The Penguins addressed their needs for bottom-six offense by picking up Lee Stempniak and Marcel Goc at the trade deadline, but they are still lagging behind the Bruins in terms of forward depth. Is there anything the Penguins have done this season that makes you think they have any shot in the conference finals against the Bruins after they were dismantled by the Bruins in last year's conference finals?

The only team that might have a chance is the Rangers, but again, it would require a lot of things to break right in a seven-game series, one that has no guarantee of taking place. When it comes to possession teams, the Rangers are the only East team that can compete with the Bruins. Although he's had a subpar season, Henrik Lundqvist is the goaltender in the East who is most likely to steal enough games to give the Bruins a scare.

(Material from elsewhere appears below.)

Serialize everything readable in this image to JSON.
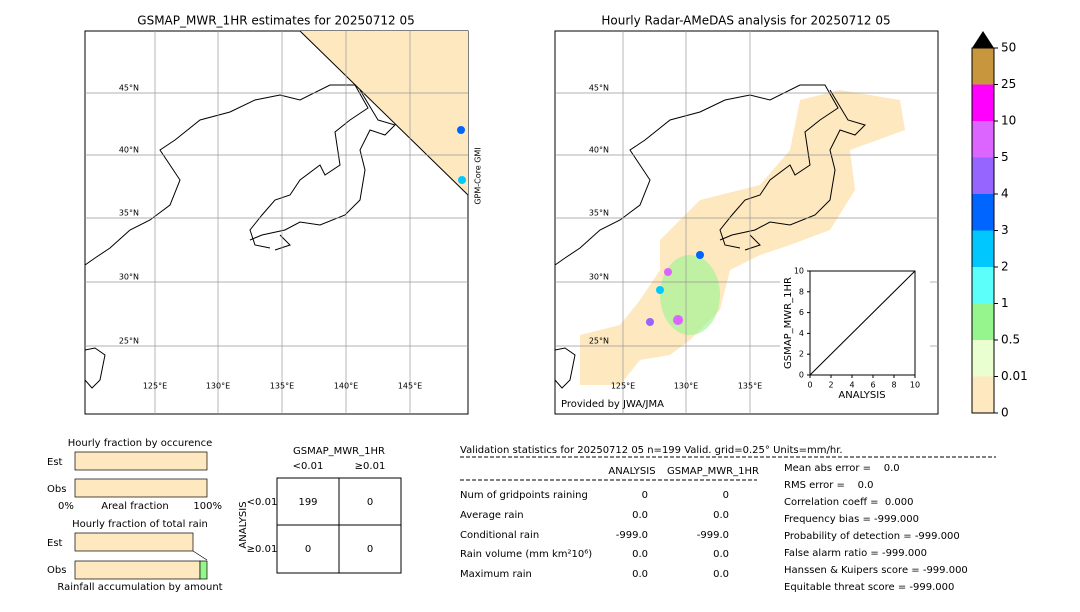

Then again, the Rangers are barely hanging on to a playoff spot as of Thursday, so maybe forecasting them to slay the Bruins in the third round of the playoffs is a bit whimsical and far-fetched.

If there's one area where the Bruins could have been exposed, it's on the blue line with Dennis Seidenberg out for the season since late December. He had been riding shotgun with Zdeno Chara since arriving in Boston in 2010, working with the perennial Norris Trophy candidate to shut down the best offensive players in the league.

But the Bruins haven't missed a beat with Seidenberg sidelined. They've gone 21-7-3 in his absence and have allowed 2.29 goals per game over that time. The Bruins had their defensive depth tested, and players like Torey Krug, Matt Bartkowski, Kevan Miller and Dougie Hamilton have answered the call.

And when things break down, the Bruins have Vezina Trophy front-runner Tuukka Rask anchoring things in net. He is the NHL's leader in save percentage (.929) among goaltenders with at least 30 starts and came two wins shy of a Stanley Cup last season.

The forwards. The defensemen. The goaltender. Think of the Bruins as an onion; you peel one layer, and there are two more behind it that are going to bring tears to your eyes.

The Bruins are talented, deep and battle-tested and the only legitimate threat to win the Stanley Cup in the East. There's no doubt that the West is the superior conference, but if there's one team in the East that can win four of seven games during the first two weeks of June, it's the Boston Bruins.